Becoming an actuary is a long process that involves passing nearly a dozen credentialing tests over the course of about eight years. To help students prepare for all those multiple-choice questions, many actuarial science courses focus on facts and figures, but sometimes overlook abstract skills that actuaries also need.
“When they leave this campus they will find out that the answers to business problems are not found from a, b, c and d, which is exactly what all the actuarial science examinations say the answers are,” says Abe Gootzeit, assistant professor of actuarial science at Maryville University. “We need better interpersonal and strategic skills. We need to think more broadly and have a better business perspective.”
When it comes to the business side of the actuarial industry, few people have a deeper understanding than Gootzeit. His 40-year career recently ended when he retired from Reinsurance Group of America (RGA), where he was senior vice president. He has also been an industry consultant and formerly served as vice president of the Society of Actuaries.
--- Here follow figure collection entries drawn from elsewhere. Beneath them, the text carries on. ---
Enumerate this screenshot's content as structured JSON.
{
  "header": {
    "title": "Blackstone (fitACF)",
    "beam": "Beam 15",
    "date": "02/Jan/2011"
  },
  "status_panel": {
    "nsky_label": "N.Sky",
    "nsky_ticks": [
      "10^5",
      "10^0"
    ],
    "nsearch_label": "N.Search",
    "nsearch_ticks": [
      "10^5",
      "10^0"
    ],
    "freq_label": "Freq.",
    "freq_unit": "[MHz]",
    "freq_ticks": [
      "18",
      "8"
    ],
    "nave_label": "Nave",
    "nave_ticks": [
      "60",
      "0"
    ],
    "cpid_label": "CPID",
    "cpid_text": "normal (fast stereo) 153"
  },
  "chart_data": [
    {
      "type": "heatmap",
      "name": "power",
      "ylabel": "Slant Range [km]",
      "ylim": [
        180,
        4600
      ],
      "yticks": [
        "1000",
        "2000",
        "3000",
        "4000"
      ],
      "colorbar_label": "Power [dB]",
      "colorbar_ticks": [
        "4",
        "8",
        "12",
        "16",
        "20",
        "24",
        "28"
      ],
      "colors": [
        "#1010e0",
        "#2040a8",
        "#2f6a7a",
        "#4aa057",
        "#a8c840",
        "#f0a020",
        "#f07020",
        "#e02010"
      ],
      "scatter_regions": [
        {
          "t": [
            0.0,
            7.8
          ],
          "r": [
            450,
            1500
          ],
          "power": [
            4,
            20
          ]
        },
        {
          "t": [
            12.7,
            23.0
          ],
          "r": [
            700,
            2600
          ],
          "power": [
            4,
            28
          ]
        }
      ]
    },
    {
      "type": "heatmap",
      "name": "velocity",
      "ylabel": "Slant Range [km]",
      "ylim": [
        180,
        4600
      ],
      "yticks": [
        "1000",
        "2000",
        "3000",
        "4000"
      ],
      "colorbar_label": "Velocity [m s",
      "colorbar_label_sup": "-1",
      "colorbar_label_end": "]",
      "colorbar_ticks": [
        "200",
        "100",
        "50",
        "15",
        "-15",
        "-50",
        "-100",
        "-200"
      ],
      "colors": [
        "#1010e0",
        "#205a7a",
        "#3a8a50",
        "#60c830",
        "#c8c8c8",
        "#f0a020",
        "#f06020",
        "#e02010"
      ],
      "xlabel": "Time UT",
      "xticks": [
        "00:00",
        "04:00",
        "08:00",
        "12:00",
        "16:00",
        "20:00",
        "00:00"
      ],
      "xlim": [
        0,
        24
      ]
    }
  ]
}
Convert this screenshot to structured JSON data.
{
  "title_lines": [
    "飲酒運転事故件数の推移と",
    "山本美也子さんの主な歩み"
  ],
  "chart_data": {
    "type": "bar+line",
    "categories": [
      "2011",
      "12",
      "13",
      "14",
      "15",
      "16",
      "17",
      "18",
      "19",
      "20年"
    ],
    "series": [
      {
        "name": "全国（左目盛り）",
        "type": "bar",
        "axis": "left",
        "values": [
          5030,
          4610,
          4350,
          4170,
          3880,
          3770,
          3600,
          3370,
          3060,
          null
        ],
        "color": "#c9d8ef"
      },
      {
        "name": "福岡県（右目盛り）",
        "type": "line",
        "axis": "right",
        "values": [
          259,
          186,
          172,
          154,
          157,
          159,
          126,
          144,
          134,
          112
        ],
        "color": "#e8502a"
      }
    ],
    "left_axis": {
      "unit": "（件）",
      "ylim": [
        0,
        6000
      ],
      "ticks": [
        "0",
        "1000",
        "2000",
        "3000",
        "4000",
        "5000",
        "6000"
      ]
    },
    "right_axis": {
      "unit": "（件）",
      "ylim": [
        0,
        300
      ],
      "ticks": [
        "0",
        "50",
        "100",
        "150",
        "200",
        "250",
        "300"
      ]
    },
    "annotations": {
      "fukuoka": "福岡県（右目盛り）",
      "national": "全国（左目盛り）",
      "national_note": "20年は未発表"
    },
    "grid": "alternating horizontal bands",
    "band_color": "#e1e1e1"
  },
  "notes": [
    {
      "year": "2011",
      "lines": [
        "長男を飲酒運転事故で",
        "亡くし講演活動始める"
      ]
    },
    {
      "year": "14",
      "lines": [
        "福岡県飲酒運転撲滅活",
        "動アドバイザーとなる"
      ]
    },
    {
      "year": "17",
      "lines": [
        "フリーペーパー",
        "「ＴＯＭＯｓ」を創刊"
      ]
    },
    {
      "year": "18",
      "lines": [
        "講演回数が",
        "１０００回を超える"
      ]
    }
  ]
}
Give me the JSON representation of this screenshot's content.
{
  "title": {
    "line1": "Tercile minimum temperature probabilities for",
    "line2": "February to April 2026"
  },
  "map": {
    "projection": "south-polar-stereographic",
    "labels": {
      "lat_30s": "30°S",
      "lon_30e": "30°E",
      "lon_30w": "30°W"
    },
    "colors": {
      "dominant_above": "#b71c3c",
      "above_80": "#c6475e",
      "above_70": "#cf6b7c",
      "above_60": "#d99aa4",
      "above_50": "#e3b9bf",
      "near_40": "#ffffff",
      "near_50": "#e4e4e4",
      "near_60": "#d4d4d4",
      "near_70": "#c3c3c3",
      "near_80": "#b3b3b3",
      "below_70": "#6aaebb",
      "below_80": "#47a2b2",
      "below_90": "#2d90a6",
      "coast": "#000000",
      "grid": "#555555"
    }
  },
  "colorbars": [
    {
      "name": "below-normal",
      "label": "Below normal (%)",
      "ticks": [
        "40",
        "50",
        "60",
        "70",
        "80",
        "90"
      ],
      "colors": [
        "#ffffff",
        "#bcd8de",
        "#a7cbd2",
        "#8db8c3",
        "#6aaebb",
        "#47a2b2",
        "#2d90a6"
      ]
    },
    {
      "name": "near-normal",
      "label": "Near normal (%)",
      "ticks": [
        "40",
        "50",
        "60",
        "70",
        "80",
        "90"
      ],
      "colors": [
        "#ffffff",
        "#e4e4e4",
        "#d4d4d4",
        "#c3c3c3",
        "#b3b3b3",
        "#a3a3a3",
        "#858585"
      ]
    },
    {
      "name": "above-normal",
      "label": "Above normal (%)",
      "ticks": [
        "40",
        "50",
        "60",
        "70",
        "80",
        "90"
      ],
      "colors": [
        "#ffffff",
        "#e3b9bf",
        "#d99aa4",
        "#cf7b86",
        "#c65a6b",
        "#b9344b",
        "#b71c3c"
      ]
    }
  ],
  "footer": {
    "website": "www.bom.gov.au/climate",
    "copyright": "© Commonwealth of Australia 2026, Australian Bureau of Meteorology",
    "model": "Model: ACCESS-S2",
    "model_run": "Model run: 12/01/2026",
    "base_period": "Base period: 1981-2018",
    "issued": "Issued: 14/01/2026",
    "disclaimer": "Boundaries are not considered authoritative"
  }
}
Although Gootzeit hadn’t been on a college campus for four decades before joining Maryville’s faculty, his business experience has proven a powerful teaching tool. Whenever possible, he has students work in groups on projects that mimic real-world scenarios. For example, students in his Risk & Insurance class have determined the financial risks of Super Bowl advertising and of the Penn State scandal.
“When I learn from Abe, I don’t feel like I’m learning in a classroom. It feels more like I’m learning real-world skills in a job,” says senior Isaac Shields, an actuarial science major. (Gootzeit insists his students call him Abe.) “In a lot of classes, when high-level concepts are introduced you have to just hope you can understand the explanation as the professor gives it, but Abe almost always has very clear real-world explanations.”
To further help his students prepare for life after college, Gootzeit gives course credit for a LinkedIn profile, resume update and mock interview. He also asks representatives from Maryville’s Office of Career and Professional Development to speak with his classes.
“Abe also wants us to succeed as we start our careers after Maryville, and uses his courses to make us more well-rounded candidates for future internships and full-time jobs,” says senior Kristen Kenney, actuarial science major.
Gootzeit also leverages his industry contacts to bring heavy hitters to the campus for career days and to speak to his classes. His new senior-level course, “Topics in Actuarial Science,” features 12 industry leaders from around the country as guest lecturers.
“One of the strong contributions I can make is to bridge the gap between university and industry, and help them understand what it takes to be a really successful candidate as opposed to just a successful student,” Gootzeit says.